Findings  In this cohort study of 63 Korean patients who had confirmed moderate or severe obstructive sleep apnea with lateral pharyngeal wall collapse, correction of the collapse by means of expansion sphincter pharyngoplasty was associated with a successful outcome in 67% of the patients, and their objective measures of sleep quality were significantly improved.

Meaning

Expansion sphincter pharyngoplasty may reduce lateral pharyngeal collapse in patients with moderate or severe obstructive sleep apnea and palatal circumferential narrowing with bulky lateral pharyngeal tissue.

 

Abstract

Importance  The lateral pharyngeal wall is recognized as an important site of upper airway collapse during sleep in patients with obstructive sleep apnea (OSA), and expansion sphincter pharyngoplasty (ESP) may have promising clinical utility in patients with OSA and lateral pharyngeal wall collapse.

 

Objectives  To evaluate the therapeutic outcomes of ESP in conjunction with other surgical procedures and to investigate indications for ESP in patients with OSA.

 

Design, Setting, and Participants  Cohort study of 63 patients with OSA diagnosed with lateral pharyngeal collapse under drug-induced sleep endoscopy who underwent ESP combined with tonsillectomy, uvuloplasty, or nasal surgery at Seoul National University Hospital in Seoul, Korea, between March 1, 2015, and December 1, 2016.

 

Main Outcomes and Measures  The primary outcome measure was the change in the apnea-hypopnea index (AHI) after surgery (AHI represents the number of apnea-hypopnea events per hour). Other outcome measures were differences in the surgical response rates, lowest oxygen saturation, subjective visual analog scale scores for snoring and apnea, and Epworth Sleepiness Scale score.

 

Results  Fifty of the 63 patients (79%) were male; the mean age was 42.1 (range, 20-54) years, and the mean body mass index (calculated as weight in kilograms divided by height in meters squared) was 27.6 (range, 19.0-32.1).

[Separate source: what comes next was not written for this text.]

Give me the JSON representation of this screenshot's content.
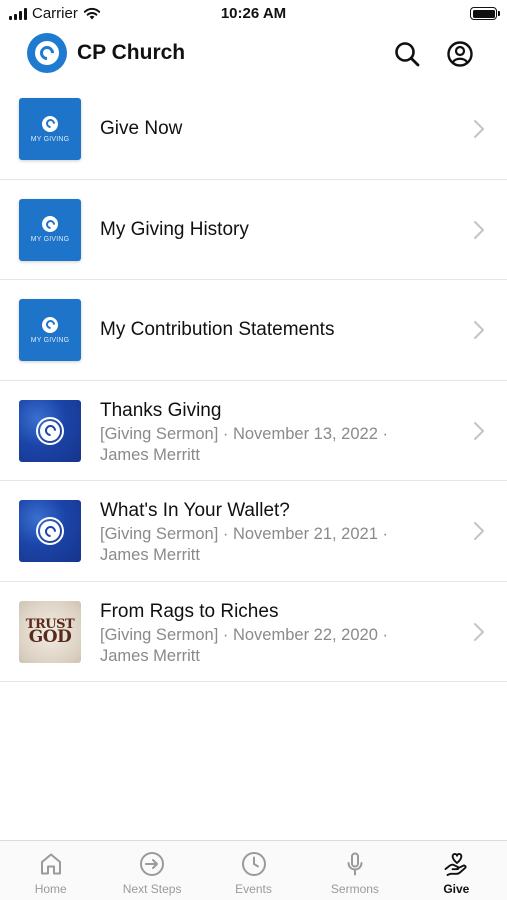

Expansion sphincter pharyngoplasty was performed in patients with OSA with an AHI greater than 15 events per hour, more than 75% retropalatal circumferential narrowing when awake, and narrowed oropharynx due to bulky soft tissue around the lateral pharyngeal wall. In 42 of the 63 patients (67%), ESP was objectively successful in correcting lateral pharyngeal collapse; there was a significant reduction in mean AHI from 35.5 to 17.3 (mean difference, 18.1; 95% CI, 16.3-20.0) and improvement of the lowest mean (SD) oxygen saturation measurement from 78.2% (21.3%) to 86.4% (10.6%) (mean difference, 8.60%; 95% CI, 6.60%-10.60%) 6 months after the operation. The rate of postoperative complications, including pain and bleeding, was minimal after ESP, and a few patients reported an abnormal sensation around the soft palate and swallowing difficulty after ESP.

 

Conclusions and Relevance  Expansion sphincter pharyngoplasty appears to be a promising surgical technique to reduce lateral pharyngeal collapse in patients with moderate or severe OSA. Clinical data suggest that both severe palatal circumferential narrowing and bulky lateral pharyngeal tissue are favorable surgical indications for ESP in patients with OSA.